In her study, Miles followed the cases of four patients with Down syndrome who were diagnosed with Catatonia. Each patient improved when treated with a combination of benzodiazepine, a drug commonly used to treat anxiety, and electroconvulsive therapy.
“The wonderful thing is that Catatonia is a treatable cause of regression,” said Miles, a pediatrician who led the Down syndrome clinic at MU for many years. “When we treat these patients who otherwise would be condemned to stupor-like existences, they can return to their baseline level of functioning. So, not only do we have a diagnosis, but we also have a treatment that is backed by years of successful use by psychiatrists. We’re also beginning to know how it works to correct imbalances in neurotransmitters in patients.”

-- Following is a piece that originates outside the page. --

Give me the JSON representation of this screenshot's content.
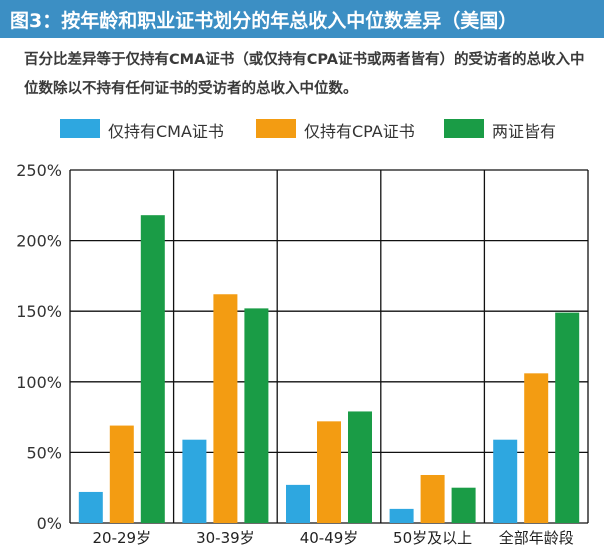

Miles said she wants families, physicians, teachers and therapists to know that Catatonia causes regression in Down syndrome so individuals with the disorder can receive accurate diagnosis and treatment. But, more research is needed to better understand Catatonia, identify its prevalence among patients with Down syndrome and improve treatment, Miles said.
“I consider it a public health issue to determine how often Catatonia occurs in patients with Down syndrome,” Miles said. “We don’t know what predisposes kids with Down syndrome to develop Catatonia. However, one of the things we do know is that individuals with Down syndrome tend to acquire autoimmune disorders, so we’re looking into autoimmune function and its possible connection to Catatonia.”
Miles collaborated with Neera Ghaziuddin of the University of Michigan and Armin Nassiri of Community Psychiatry in San Jose, California. Their study, “Catatonia in Down syndrome; a treatable cause of regression,” is published in the journal Neuropsychiatric Disease and Treatment.